At least, that's what makes sense to me. I'm open to other interpretations or insights.

BBB

Last edited: Nov 8, 2011
14. Nov 8, 2011

### maxverywell

@bbbeard

Photons are always completely polarized. A statistical mixture is a concept from statistical interpretation of quantum mechanics, so when we talk about mixed states we are talking about infinitely big ensembles of different particles (quantum systems). Same for a pure state - infinitely big ensemble of identical particles (quantum systems).
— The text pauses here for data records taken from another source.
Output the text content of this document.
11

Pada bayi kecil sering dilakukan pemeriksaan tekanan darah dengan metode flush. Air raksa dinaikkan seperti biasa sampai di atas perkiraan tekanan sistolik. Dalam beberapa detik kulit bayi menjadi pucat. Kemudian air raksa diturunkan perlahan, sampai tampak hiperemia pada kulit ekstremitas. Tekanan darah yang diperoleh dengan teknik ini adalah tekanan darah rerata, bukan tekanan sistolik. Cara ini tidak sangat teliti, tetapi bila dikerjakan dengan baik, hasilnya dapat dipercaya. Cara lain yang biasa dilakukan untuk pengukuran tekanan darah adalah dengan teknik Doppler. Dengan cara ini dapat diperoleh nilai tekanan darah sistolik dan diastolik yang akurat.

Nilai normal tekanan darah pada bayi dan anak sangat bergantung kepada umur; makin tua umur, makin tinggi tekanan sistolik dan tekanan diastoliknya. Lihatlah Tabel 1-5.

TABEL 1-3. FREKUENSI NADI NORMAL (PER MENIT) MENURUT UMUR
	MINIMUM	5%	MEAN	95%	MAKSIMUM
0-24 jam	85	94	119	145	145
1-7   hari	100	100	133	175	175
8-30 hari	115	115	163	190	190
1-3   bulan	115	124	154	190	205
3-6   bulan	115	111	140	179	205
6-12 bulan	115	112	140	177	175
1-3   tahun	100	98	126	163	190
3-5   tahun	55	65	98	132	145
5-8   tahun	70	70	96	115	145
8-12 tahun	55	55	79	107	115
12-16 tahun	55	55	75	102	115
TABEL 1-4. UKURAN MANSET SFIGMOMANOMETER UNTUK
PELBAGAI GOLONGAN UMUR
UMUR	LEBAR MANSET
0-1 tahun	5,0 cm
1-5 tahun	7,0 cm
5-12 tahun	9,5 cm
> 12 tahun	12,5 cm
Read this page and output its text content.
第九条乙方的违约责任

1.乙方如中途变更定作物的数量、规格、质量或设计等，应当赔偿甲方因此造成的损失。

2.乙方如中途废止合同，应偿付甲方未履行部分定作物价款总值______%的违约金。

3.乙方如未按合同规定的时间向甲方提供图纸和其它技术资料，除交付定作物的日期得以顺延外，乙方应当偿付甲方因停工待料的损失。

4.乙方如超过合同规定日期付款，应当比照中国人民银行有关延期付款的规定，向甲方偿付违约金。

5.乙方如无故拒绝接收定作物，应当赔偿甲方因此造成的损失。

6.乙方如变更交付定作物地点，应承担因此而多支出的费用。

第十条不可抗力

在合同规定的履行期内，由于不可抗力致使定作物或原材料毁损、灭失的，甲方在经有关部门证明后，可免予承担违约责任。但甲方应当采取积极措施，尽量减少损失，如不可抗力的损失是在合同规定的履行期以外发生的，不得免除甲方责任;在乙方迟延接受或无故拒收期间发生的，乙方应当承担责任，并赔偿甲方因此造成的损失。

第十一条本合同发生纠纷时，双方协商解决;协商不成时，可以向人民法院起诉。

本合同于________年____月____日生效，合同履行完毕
Unpolarized beam consists of photons that are described by the density matrix $\rho=\frac{1}{2}(|R\rangle\langle R|+|L\rangle\langle L|)=\frac{1}{2}(|H\rangle\langle H|+|V\rangle\langle V|)$. The choice of the base has to do with the measuring device (polarizer).

Last edited: Nov 8, 2011
15. Nov 8, 2011

### bbbeard

Well, that's the rub, isn't it? You seem to be claiming that any given photon is in a completely determined polarization state -- but then you turn around and say that even what kind of state it is in (e.g. linearly or circularly polarized), not even to mention R or L, H or V, depends on what kind of detector you pull out of the cabinet that day. Which is it?

BBB

16. Nov 8, 2011

### maxverywell

Because the connection between the states states $|R\rangle$, $|L\rangle$ and $|H\rangle$, $|V\rangle$ is similar to the connection between position state $|x\rangle$ and momentum state $|p\rangle$. Not exactly but here is the point:
When you measure R and L of unpolarized light, you get 50-50 R and L. Then measure H and V. Because R and L are equally weighted superpositions of H and V, you will get 50-50 H and V.
If you measure directly H and V of unpolarized light, you will get 50-50 H and V.
This leads to the same final result.

You could use another basis. For example $|A\rangle$ and $|D\rangle$ for ±45° linear polarizations. The density matrix is the same:

$\rho=\frac{1}{2}(|A\rangle\langle A|+|D\rangle\langle D|)=\frac{1}{2}(|R\rangle\langle R|+|L\rangle\langle L|)=\frac{1}{2}(|H\rangle\langle H|+|V\rangle\langle V|)$.

Last edited: Nov 8, 2011
17. Nov 8, 2011

### bbbeard

But you would not claim that the photon has a specific position and momentum prior to measurement, would you? That would be the analog of what you are claiming with respect to polarization.

BBB

18. Nov 8, 2011

### maxverywell

I think that before the measurement you don't know the exact states (Copenhagen interpretation). So it (unpolarized light) can be a mixed state of R,L or H,V or any two mutually orthogonal polarized states. However after the measurement you get the same result. This is the reason why the density matrix is the same for all this cases.

Last edited: Nov 8, 2011
19. Nov 8, 2011

### bbbeard

In the Copenhagen interpretation it's not just that you don't know the value of the parameter being measured (such as polarization in the {R,L} basis), it's that the parameter doesn't have a value until you measure it. I'm okay with that, that's how quantum mechanics works, but apparently some folks really want to hold on to the semi-classical picture.

BBB

20. Nov 8, 2011

### maxverywell

Yeah, I think we can say that the measurement chooses (determines) the base. There is some kind of symmetry, the density matrix is same for any of this bases.

Classically we interpret it as that a unpolarized light have all the possible polarizations.